Ancora Emilio Gentile, nel suo libro “Mussolini contro Lenin” (2017), ha ricostruito una polemica del 1919 su “Il Popolo d’Italia” tra Mussolini ed un suo lettore ebreo e patriota, sincero estimatore delle posizioni politiche espresse dal giornale del futuro duce. Mussolini aveva pubblicato un maldestro articolo sui rapporti tra bolscevismo e comunismo. L’invettiva antiebraica di Mussolini, ci dice Emilio Gentile, apparve inconsueta agli stessi fascisti della prima ora. Egli, infatti, non aveva mai fatto dell’antisemitismo un elemento ideologico o programmatico. Anzi molti ebrei avevano aderito all’esordiente movimento fascista. Una adesione sincera mossa da spirito patriottico e/o social-riformista. Tra questi ebrei, sostenitori del fascismo alle origini, anche l’interlocutore di Mussolini nell’occasione in questione, tal Bachi, che gli rimproverò, in una lettera pubblicata senza censure su “Il Popolo d’Italia”, che i rapporti con il bolscevismo erano mantenuti soltanto da parte dei ricchi finanzieri di provenienza ebraica mentre la maggior parte degli ebrei, in Italia come altrove, erano poveri, sinceri e devoti patrioti e quindi non responsabili di quanto attribuibile alla componente borghese del popolo ebraico. Mussolini accolse benevolmente e con favore le critiche di Bachi fino a precisare in un successivo articolo che l’Italia «non conosce l’antisemitismo e crediamo che non lo conoscerà mai (perché) in Italia non si fa assolutamente nessuna differenza fra ebrei e non ebrei, in tutti i campi, dalla religione alla politica, alle armi, all’economia. (…). La nuova Sionne, gli ebrei italiani l’hanno qui, in questa nostra adorabile terra, che, del resto, molti di essi hanno difeso eroicamente col sangue. Speriamo che gli ebrei italiani continueranno ad essere abbastanza intelligenti, per non suscitare l’antisemitismo nell’unico Paese dove non c’è mai stato». Il riferimento a non suscitare l’antisemitismo era un invito a non fiancheggiare, come altrove andava accadendo, l’utopia comunista e le pulsioni rivoluzionarie innescando una reazione indiscriminata contro tutti gli ebrei, per lo più esenti da responsabilità politiche.

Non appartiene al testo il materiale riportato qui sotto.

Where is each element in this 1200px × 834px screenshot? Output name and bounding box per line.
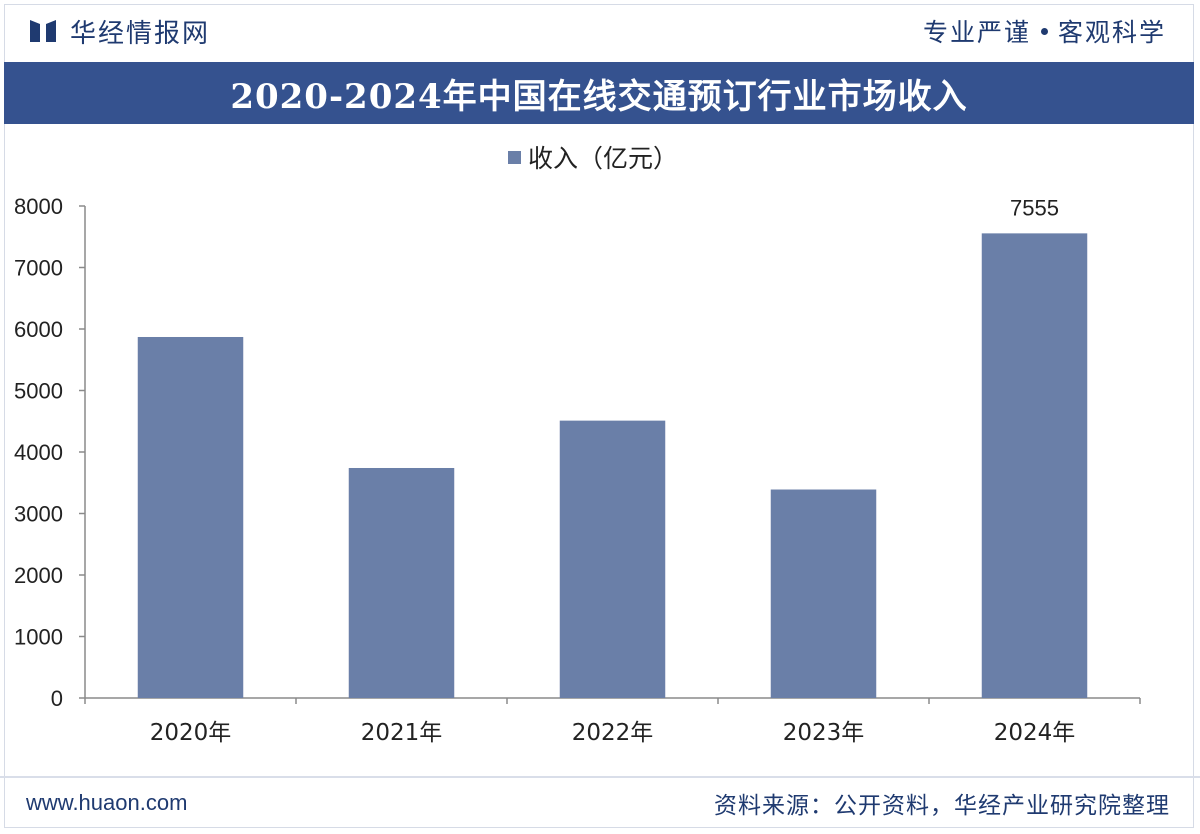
y-tick-label: 0 (51, 686, 63, 711)
header-bar: 华经情报网 专业严谨 客观科学 (0, 0, 1200, 62)
chart-title: 2020-2024年中国在线交通预订行业市场收入 (230, 76, 968, 117)
huajing-logo-icon (30, 20, 56, 42)
bar-2020年 (137, 336, 244, 698)
x-tick-label: 2024年 (994, 720, 1076, 746)
bar-chart: 收入（亿元） 0 1000 2000 3000 4000 5000 6000 7000 8000 2… (14, 144, 1141, 746)
brand-name: 华经情报网 (70, 18, 211, 49)
website-link[interactable]: www.huaon.com (26, 790, 188, 815)
x-tick-label: 2021年 (361, 720, 443, 746)
bar-2021年 (348, 467, 455, 698)
chart-frame (4, 4, 1194, 828)
source-note: 资料来源：公开资料，华经产业研究院整理 (714, 793, 1170, 819)
y-tick-label: 1000 (14, 625, 63, 650)
x-tick-label: 2022年 (572, 720, 654, 746)
legend-swatch (508, 151, 521, 164)
x-tick-label: 2023年 (783, 720, 865, 746)
slogan-left: 专业严谨 (922, 18, 1031, 47)
title-bar: 2020-2024年中国在线交通预订行业市场收入 (4, 62, 1194, 124)
y-tick-label: 4000 (14, 440, 63, 465)
y-tick-label: 7000 (14, 256, 63, 281)
y-tick-label: 3000 (14, 502, 63, 527)
slogan: 专业严谨 客观科学 (923, 13, 1166, 49)
data-label: 7555 (1010, 195, 1059, 220)
slogan-right: 客观科学 (1057, 18, 1166, 47)
y-tick-label: 2000 (14, 563, 63, 588)
y-tick-label: 8000 (14, 194, 63, 219)
bar-2022年 (559, 420, 666, 698)
slogan-dot-icon (1040, 27, 1048, 35)
y-tick-label: 5000 (14, 379, 63, 404)
bar-2024年 (981, 233, 1088, 698)
brand: 华经情报网 (28, 13, 210, 50)
legend-label: 收入（亿元） (528, 144, 678, 173)
footer-bar: www.huaon.com 资料来源：公开资料，华经产业研究院整理 (0, 776, 1200, 828)
bar-2023年 (770, 489, 877, 698)
x-tick-label: 2020年 (150, 720, 232, 746)
y-tick-label: 6000 (14, 317, 63, 342)
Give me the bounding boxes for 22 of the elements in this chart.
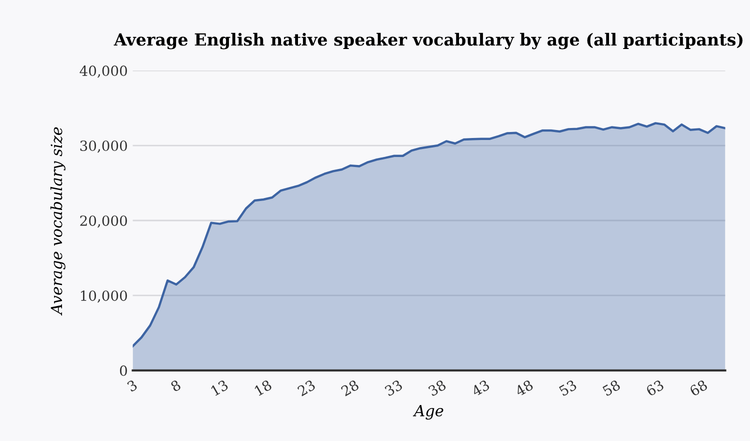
- x-tick-label: 28: [340, 379, 360, 396]
- x-tick-label: 33: [384, 380, 403, 396]
- x-tick-label: 3: [126, 380, 138, 392]
- chart-title: Average English native speaker vocabulary by age (all participants): [114, 32, 743, 50]
- y-tick-label: 20,000: [80, 215, 127, 228]
- y-tick-label: 10,000: [80, 290, 127, 303]
- x-tick-label: 58: [602, 379, 621, 396]
- x-tick-label: 23: [296, 380, 316, 396]
- x-tick-label: 53: [558, 380, 578, 396]
- x-tick-label: 18: [254, 379, 272, 396]
- x-axis-title: Age: [412, 405, 444, 420]
- y-tick-label: 30,000: [80, 140, 127, 153]
- y-tick-label: 0: [120, 365, 127, 376]
- x-tick-label: 68: [689, 379, 708, 396]
- x-tick-label: 43: [470, 380, 490, 397]
- x-tick-label: 8: [170, 379, 182, 392]
- y-tick-label: 40,000: [80, 66, 127, 78]
- y-axis-title: Average vocabulary size: [50, 127, 66, 316]
- x-tick-label: 48: [514, 379, 534, 397]
- x-tick-label: 63: [645, 380, 664, 396]
- x-tick-label: 13: [210, 380, 229, 396]
- x-tick-label: 38: [428, 379, 447, 396]
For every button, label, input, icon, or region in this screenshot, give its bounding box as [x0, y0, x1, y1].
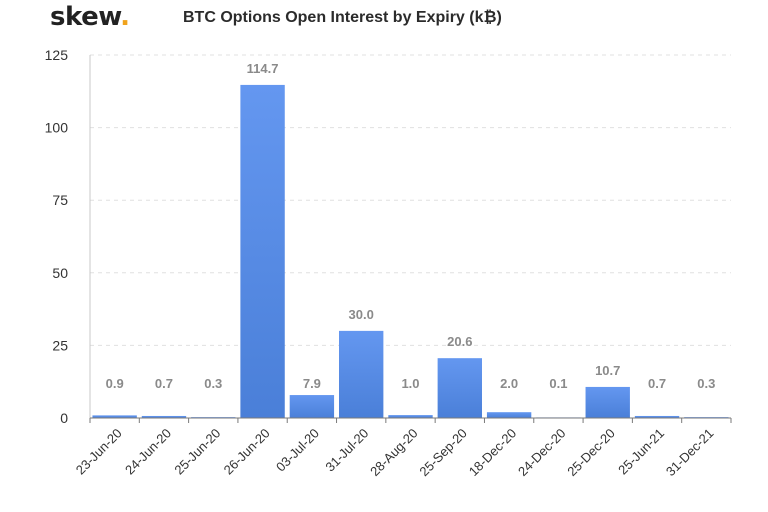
y-axis: 0 25 50 75 100 125	[45, 47, 91, 426]
bar	[240, 84, 285, 419]
data-labels: 0.9 0.7 0.3 114.7 7.9 30.0 1.0 20.6 2.0 0.1 10.7 0.…	[106, 61, 716, 391]
x-tick-label: 24-Dec-20	[515, 426, 569, 480]
x-tick-label: 18-Dec-20	[466, 426, 520, 480]
data-label: 30.0	[349, 307, 374, 322]
gridlines	[90, 54, 731, 346]
data-label: 0.7	[648, 376, 666, 391]
bar	[486, 412, 532, 418]
x-tick-label: 25-Sep-20	[416, 426, 470, 480]
bar	[141, 415, 187, 418]
data-label: 0.3	[204, 376, 222, 391]
y-tick-label: 25	[52, 337, 68, 353]
y-tick-label: 100	[45, 120, 69, 136]
bar	[289, 395, 335, 418]
bar	[437, 358, 482, 418]
bar	[634, 415, 680, 418]
chart-title: BTC Options Open Interest by Expiry (k₿)	[183, 9, 502, 26]
data-label: 0.9	[106, 376, 124, 391]
data-label: 0.7	[155, 376, 173, 391]
x-tick-label: 25-Dec-20	[564, 426, 618, 480]
x-tick-label: 24-Jun-20	[122, 426, 174, 478]
data-label: 10.7	[595, 363, 620, 378]
y-tick-label: 0	[60, 410, 68, 426]
x-tick-label: 26-Jun-20	[221, 426, 273, 478]
data-label: 2.0	[500, 376, 518, 391]
x-tick-label: 31-Jul-20	[322, 426, 371, 475]
x-tick-label: 25-Jun-20	[171, 426, 223, 478]
bar	[585, 386, 630, 418]
data-label: 0.3	[697, 376, 715, 391]
x-tick-label: 25-Jun-21	[615, 426, 667, 478]
y-tick-label: 75	[52, 192, 68, 208]
data-label: 114.7	[247, 61, 279, 76]
bar	[339, 330, 384, 418]
x-tick-label: 28-Aug-20	[367, 426, 421, 480]
y-tick-label: 50	[52, 265, 68, 281]
x-tick-label: 23-Jun-20	[73, 426, 125, 478]
data-label: 1.0	[401, 376, 419, 391]
data-label: 20.6	[447, 334, 472, 349]
skew-logo: skew.	[50, 2, 130, 32]
bars	[92, 84, 729, 419]
bar	[92, 415, 137, 418]
x-tick-label: 31-Dec-21	[663, 426, 717, 480]
data-label: 0.1	[549, 376, 567, 391]
x-tick-label: 03-Jul-20	[273, 426, 322, 475]
data-label: 7.9	[303, 376, 321, 391]
bar	[388, 415, 433, 418]
y-tick-label: 125	[45, 47, 69, 63]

Si potrà osservare che il Mussolini del 1919 non è il Mussolini del 1938. Ed è vero a condizione però di ricordare anche che la bieca legislazione razziale fu piuttosto uno strumento della polemica antiborghese degli anni ’30 ed una necessità diplomatica nel corso della alleanza con la Germania, del tutto evitabile se Francia ed Inghilterra, nella questione etiopica, non fossero state così cieche da gettare l’Italia nelle braccia di Berlino.

Ma, affermato questo, non è possibile stabilire, sul piano storiografico e filosofico, una automatica ed inesorabile equazione fascismo = antisemitismo o razzismo, allo stesso modo nel quale Renzo De Felice ci ha spiegato che è falsa anche l’espressione “nazifascismo” essendo le due ideologie, pur nel novero della stessa tipologia delle “religioni politiche” e quindi dell’immanentizzazione spuria del Sacro, del tutto divergenti, in quanto il fascismo, in questo simile al comunismo, era teso verso un inveramento escatologico “progressista” nel futuro mentre il nazionalsocialismo, al contrario, lavorava per la restaurazione dell’età dell’oro della primordiale purezza ariana, con ritorno “reazionario”, benché modernista, al passato.

Gad Lerner dunque, nella sua maldestra invettiva contro Casapound, ha storicamente glissato. Non sappiamo se per non perfetta conoscenza degli argomenti, ed in tal caso è scusabile, oppure per sostenere una vulgata costruita su narrazioni filosofiche e storiche errate, ed in tal caso è inescusabile. Essendo lo scrivente cattolico, dunque sempre in dovere di misericordia verso le debolezze umane, vuole credere alla prima ipotesi e scusare il noto giornalista.

Proprio il suo essere cattolico comporta per lo scrivente l’inderogabile dovere, nella propria attività divulgativa di cultore di cose storiche e filosofiche, della difesa della verità e delle oneste ricostruzioni storiografiche, contro le visioni falsificate. Senza che questo implichi una adesione ideologica alle culture politiche esaminate, pur avendole attraversate in età giovanile per poi liberamente e francamente ripensarle, disincantarle ed oltrepassarle. Ma al netto di spregevoli infingimenti o inutili stracciamenti di veste come usano fare gli ipocriti.